RESOLVED THAT DEATH ALONE SHOULD PART US FROM BELLOWS’ DICTIONARY.

My second cousin answered diffidently that she desired fine net as a—as a—in short, for a veil against the—the flies that bite.

The shopwoman looked at her with compassion, and offered me a handsome long black lace veil, and with it the assurance that mademoiselle would find it very becoming. At this stage in the negotiation the two purchasers began to laugh with the agonising laughter that has too often overtaken them in shops, and the shopwoman, as is usual in such cases, was obviously convinced that she was being laughed at, and haughtily replaced the lace veil in its box. Having wept profusely and idiotically before her for some moments, we recovered sufficiently to ask for white muslin, and succeeded in buying a suitable piece, with which we slunk out of the shop, resolved that in future death alone should part us from Bellows’ Dictionary.

CHAPTER II.

‘Twenty minutes—half an hour—three-quarters—what mademoiselle pleases!’

This was what the waiter said when we asked him how long it would take to drive to the Gare d’Orléans on the morning that we left Paris. We selected half an hour, and by so doing as nearly as possible missed our train—in fact, when we arrived at the Quai d’Austerlitz the station clock was already at the hour of departure. It was consoling to be told officially that it was five minutes fast, but five minutes does not go far in the maddening routine of French stations, and we were wrecks, mentally and physically, by the time we had wedged ourselves into the crowded carriage, labelled ‘Bordeaux—Bastide,’ that was to be our portion. French railway officials never weary of this little practical joke of keeping the outside clock of the station five minutes fast. If they did it always it would lose its piquancy, but they guard against this by occasional deviations into truth, so that the nerve of the public is effectively shattered, and the station officials never fail of amusement.

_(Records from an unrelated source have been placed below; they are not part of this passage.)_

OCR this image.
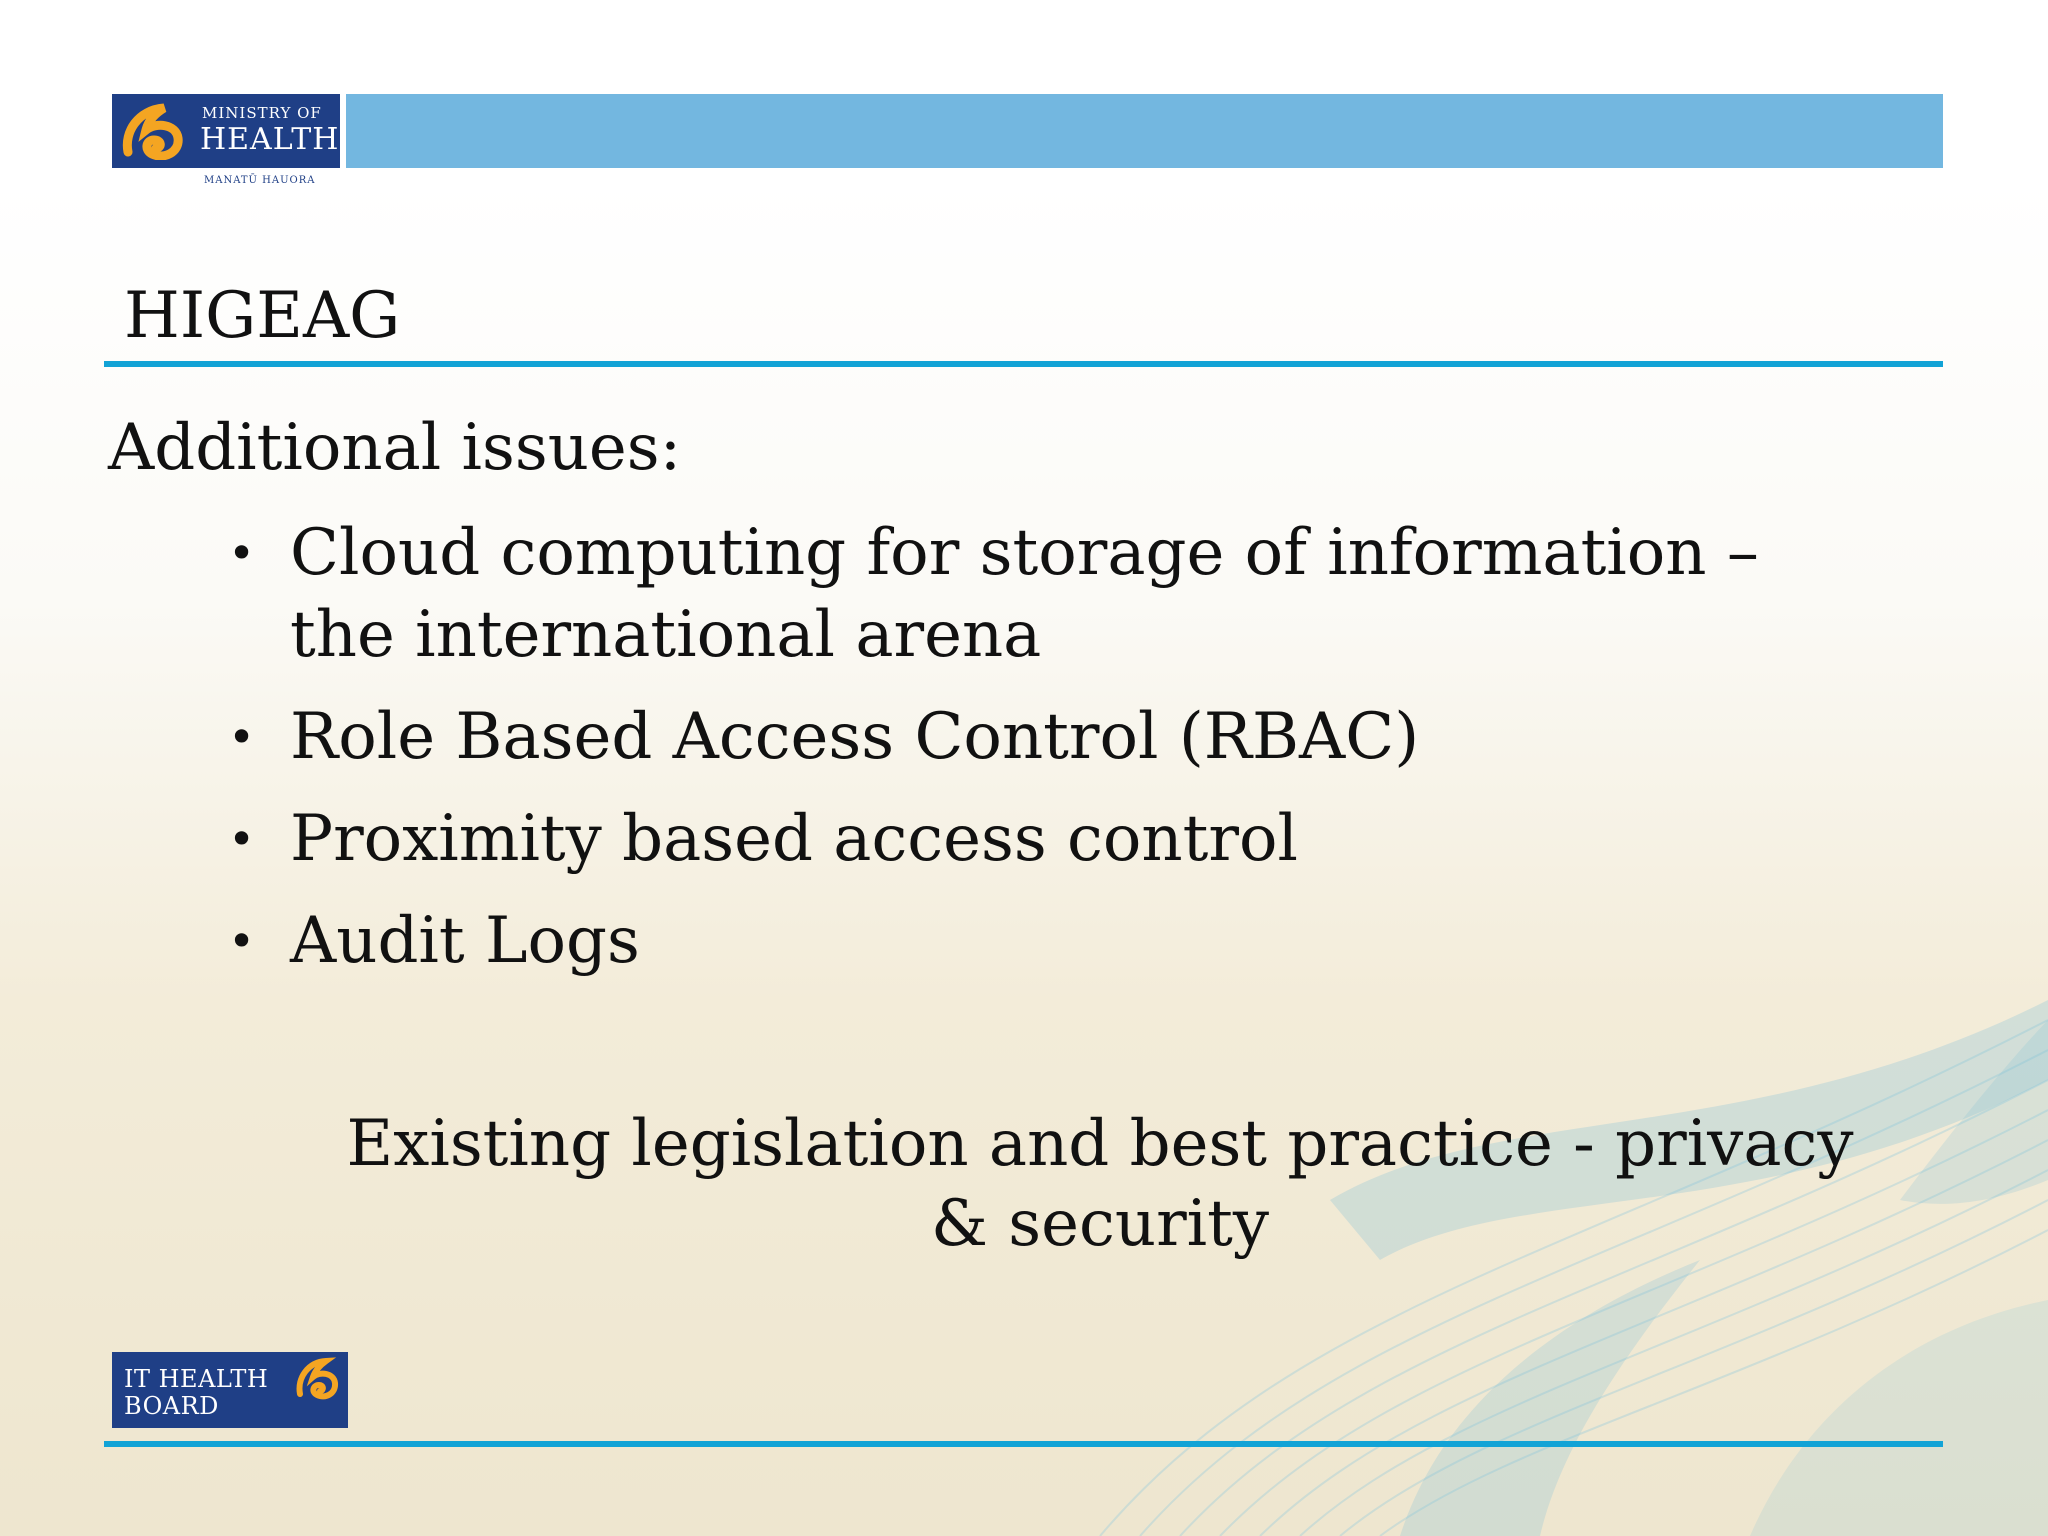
MINISTRY OF
HEALTH
MANATŪ HAUORA
HIGEAG
Additional issues:
• Cloud computing for storage of information – the international arena
• Role Based Access Control (RBAC)
• Proximity based access control
• Audit Logs
Existing legislation and best practice - privacy & security
IT HEALTH
BOARD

Eleven hours in a train is an immeasurable time, especially when the train goes through a country that, after a first hour or so of picturesqueness, lacks absolutely any distinction of colour or outline. Greyish tilled plains stretched away on either side, without a fence, without a boundary, except for the occasional rows of housemaids’ mops and birch-rods that enlivened the horizon. These detachments of poplars are inseparable from French travelling; they haunt the ridges of the plains like the ghosts of worthier trees, with all the dejection befitting those who know that they are only worth a few francs, and can hope for no better transmigration than a kitchen table or a pig’s trough. The country seemed silent and empty after the harvest; we saw very few living things except flocks of sheep, and we meditated with an ever-growing wonder on what might be the moral suasion that kept each of these on its own undefended square of grass. Arguing from the more than demoniacal perverseness of Irish sheep in breaking bounds, it seemed to us that the French must have hit on the supreme expedient of offering no resistance whatever, and thereby destroyed at one blow the essential joy of trespass.

The train progressed in an easy canter, giving us time to observe all wayside objects: we could have counted the big citrouilles that lay in magnificent obesity, with their sunset-hued cheeks glowing like fire on the colourless fields, suggestive of immeasurable pumpkin squash, and we could see on the low bushes that we had at first taken for currant trees, the black clusters that told we had at last come into the wine country. It was not so pleasant to see in the waiting-room at Poitiers the black clusters of men, each enveloped in his own halo of garlic or bad tobacco smoke, that told us our chance of getting a cup of coffee was not worth the attendant horror of elbowing our way through them to the buffet. We had not got over the strangeness of knowing that at any or every small hotel or railway station we could have a really good cup of coffee, unflavoured by chicory, liquorice, blackbeetles, or whatever may be the master ingredient in the muddy draught that is invariable at such places in England, and we had looked forward to Poitiers with an enthusiasm quite unconnected with the Black Prince, or any other romantic memory of Mrs. Markham’s History of England.

By the time we reached Angoulême it was quite dark, and we had fallen into the sodden stupefaction of travel. The carriage was nearly empty, and the lamp cast a distorted light upon the puckered faces of the old lady and gentleman who were our only fellow-travellers, as their heads nodded and rolled in anxious, uneasy slumber. The small stations became more frequent, and we were drearily aware of the same routine at each: the half-dozen lights of a village across the fields, the nasal bellow of an unintelligible name, the thump of a box or two on the platform, and finally a sound that we took at first for the bleat of a tethered kid, but which we discovered to be the note of a small trumpet or horn, wound by the guard as the signal for departure. It was only towards the end of the journey that this implement had replaced the ordinary whistle, and for about eight or ten stations we laughed at it; after that the lament of the kid added itself seriously to the general gloom.